アクマ


「そんな……村長までいなくなってしまうなんて」

「フランクさん……」

「詳しい話を聞かせてくれるかいランダ。冒険者様にこの事件の解決を依頼したんだ」

「見慣れない顔だと思ったら……ありがとうございます、よろしくお願いします。俺の家で詳しく話します。ついてきてください」

「はい」


 ランダと呼ばれた先ほど外で村長がいなくなったことを知らせるために走り回っていた青年に連れられ、ランダの家に行く。


 ランダの家は村長の家より一回りほど小さく、他の村民の家屋と同じような形をしていた。


 中に入り席に案内され椅子に座ると、ふう、と自分を落ち着かせるように息を吐き、語り出した。


「どこから話すかな……村長がいなくなったのは事実だ。村民総出で探したが、村のどこにも村長はいない。村長は足が悪くそう遠出は出来ないし、ここ数ヶ月森の中にも入っていない」

「どこにも……最後に村長を見た人は?」


 ランダの話す内容を反芻しながらフランクが問いかける。


「最後に村長を見たのはマチだ。あ、えっと村娘のマチです。10歳くらいの歳の気の弱い女の子なんですが、マチが言うには村長は村の祠でアクマに連れ去られたって」

「アクマ……!? そんな、アクマだなんて」

「アクマ……?」


 耳慣れない言葉に首をかしげるシロにこの村にはアクマという魔物に纏わる言い伝えがあるのだと話し始める。


 昔、この村は土地が悪く飢饉に襲われていた。このままでは村が滅んでしまう。そんな時に空からアクマと名乗る黒い影が降り立ち、贄を捧げればこの村を救ってやろうと言い出した。当時の村民は一人の命で村が救われるのなら、と小さな男を贄として捧げた。男の子の代わりにアクマは大量の食料を村にもたらした。

 しかしその食料だけでは飢饉は改善されなく、次第にまた飢えに苦しむようになった。そしてまたアクマが現れ、また贄を捧げるのであれば村を救ってやろうと言い出した。

 その時たまたま村を訪れていた旅人が選ばれ、贄となることとなった。旅人は何の抵抗もなくアクマの前に立つと、腰に佩いた剣でアクマを一刀両断した。村民はなんてことを、と驚きアクマの報復を恐れたが、そのアクマの死体からキラキラとしたものが噴き出し、それが村の地面に落ちると草花が芽吹いた。旅人がアクマがこの村のエネルギーを吸い取り、人々を食べていたのだ。と語った。

 そうして村は本当の意味で救われたのだった。


「そしてその贄となった男の子を祀った祠があるんです。村長はそこに日課として通っていたんですが、足が悪いため誰かが付いていくんです」

「それでマチが……そこでアクマに攫われたのか」

「その祠って村長さんのお宅から近いんですか?」

「近いと言うか、村長の家の真裏にある林の中なので、間近ですね」


 案内します、とランダが言い、連れられて村長宅の後ろの道を通り、来たのは細い木が乱立した林の中。

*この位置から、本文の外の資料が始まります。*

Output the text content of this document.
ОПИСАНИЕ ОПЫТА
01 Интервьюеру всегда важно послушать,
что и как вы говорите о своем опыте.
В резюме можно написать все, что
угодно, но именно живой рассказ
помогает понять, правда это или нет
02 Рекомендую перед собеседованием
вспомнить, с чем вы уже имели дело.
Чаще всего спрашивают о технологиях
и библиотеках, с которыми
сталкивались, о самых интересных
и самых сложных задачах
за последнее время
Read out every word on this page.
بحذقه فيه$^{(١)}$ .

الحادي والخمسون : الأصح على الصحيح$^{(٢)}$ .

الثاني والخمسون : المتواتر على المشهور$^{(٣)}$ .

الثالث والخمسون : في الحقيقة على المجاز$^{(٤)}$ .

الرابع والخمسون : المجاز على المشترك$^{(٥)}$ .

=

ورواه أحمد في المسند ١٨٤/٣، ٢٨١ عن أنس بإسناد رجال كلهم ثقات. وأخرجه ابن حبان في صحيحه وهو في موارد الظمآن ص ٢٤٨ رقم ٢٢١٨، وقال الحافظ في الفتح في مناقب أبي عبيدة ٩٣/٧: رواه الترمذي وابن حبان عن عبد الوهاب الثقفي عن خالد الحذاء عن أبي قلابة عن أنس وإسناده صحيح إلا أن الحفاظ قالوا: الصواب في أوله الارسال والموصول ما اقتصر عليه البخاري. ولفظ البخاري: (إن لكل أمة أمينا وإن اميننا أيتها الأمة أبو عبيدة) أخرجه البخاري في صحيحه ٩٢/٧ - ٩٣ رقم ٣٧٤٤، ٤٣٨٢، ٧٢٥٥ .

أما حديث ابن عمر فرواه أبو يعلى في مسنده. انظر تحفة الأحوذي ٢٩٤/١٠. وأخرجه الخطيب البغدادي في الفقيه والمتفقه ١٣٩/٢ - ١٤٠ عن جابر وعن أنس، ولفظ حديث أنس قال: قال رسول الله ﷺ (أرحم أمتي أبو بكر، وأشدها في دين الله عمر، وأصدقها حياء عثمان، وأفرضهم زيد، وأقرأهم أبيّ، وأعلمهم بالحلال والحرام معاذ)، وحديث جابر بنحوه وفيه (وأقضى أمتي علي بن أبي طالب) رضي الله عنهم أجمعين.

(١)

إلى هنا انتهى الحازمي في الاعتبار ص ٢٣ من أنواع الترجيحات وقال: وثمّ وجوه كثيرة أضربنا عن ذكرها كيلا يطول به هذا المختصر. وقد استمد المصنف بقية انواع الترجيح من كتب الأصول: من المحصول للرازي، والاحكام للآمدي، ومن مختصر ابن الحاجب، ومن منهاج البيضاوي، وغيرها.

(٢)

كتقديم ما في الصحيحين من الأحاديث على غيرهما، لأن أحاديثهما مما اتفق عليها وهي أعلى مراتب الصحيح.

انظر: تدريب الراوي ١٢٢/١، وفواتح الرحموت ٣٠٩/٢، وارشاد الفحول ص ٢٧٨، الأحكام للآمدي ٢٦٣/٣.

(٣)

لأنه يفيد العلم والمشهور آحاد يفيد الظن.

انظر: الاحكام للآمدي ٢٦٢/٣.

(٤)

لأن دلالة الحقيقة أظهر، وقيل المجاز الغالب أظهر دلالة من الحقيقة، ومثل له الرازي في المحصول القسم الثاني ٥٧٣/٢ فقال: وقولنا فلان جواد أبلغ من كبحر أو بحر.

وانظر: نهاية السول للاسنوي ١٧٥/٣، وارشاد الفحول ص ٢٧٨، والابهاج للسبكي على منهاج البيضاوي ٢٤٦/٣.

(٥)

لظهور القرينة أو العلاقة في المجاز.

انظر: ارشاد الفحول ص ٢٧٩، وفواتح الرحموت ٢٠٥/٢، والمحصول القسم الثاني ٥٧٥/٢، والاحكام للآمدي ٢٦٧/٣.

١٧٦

 その中に石造りの古いものと思われるが、誰かが手入れをした形跡のある祠が佇んでいた。辺りは静寂に包まれ、厳かな雰囲気が漂っている。


「ここがシンの祠です」

「ここで村長が攫われたのか」

「シンの祠……アクマは見当たりませんね、どこに行ったのでしょうか……」


 キョロキョロとシロが辺りを見渡すと、ザリ……っと背後から音がした。


「っ!」

「アクマか!?」

「二人ともボクの後ろに!」


 シロが双剣を抜き、警戒態勢に入る。それはゆっくりと木の後ろから姿を現した。


「あれ、あなたは……」

「……マチ。付いてきたのか」

「ご、ごめんなさい……」


 木の後ろから姿を現したのは、赤い髪をした小柄な少女だった。


 事情を聞くと、三人が祠へ向かうのを見て居ても立っても居られずに付いてきてしまったそうだ。


「マチちゃんっていうんですね、ボクはシロです。よろしくお願いしますね」

「よ、よろしくお願いします」


 シロが立ち尽くすマチの前で屈み、にっこりと笑い手を伸ばす。マチはおどおどとしつつも、それに応えシロの手を握る。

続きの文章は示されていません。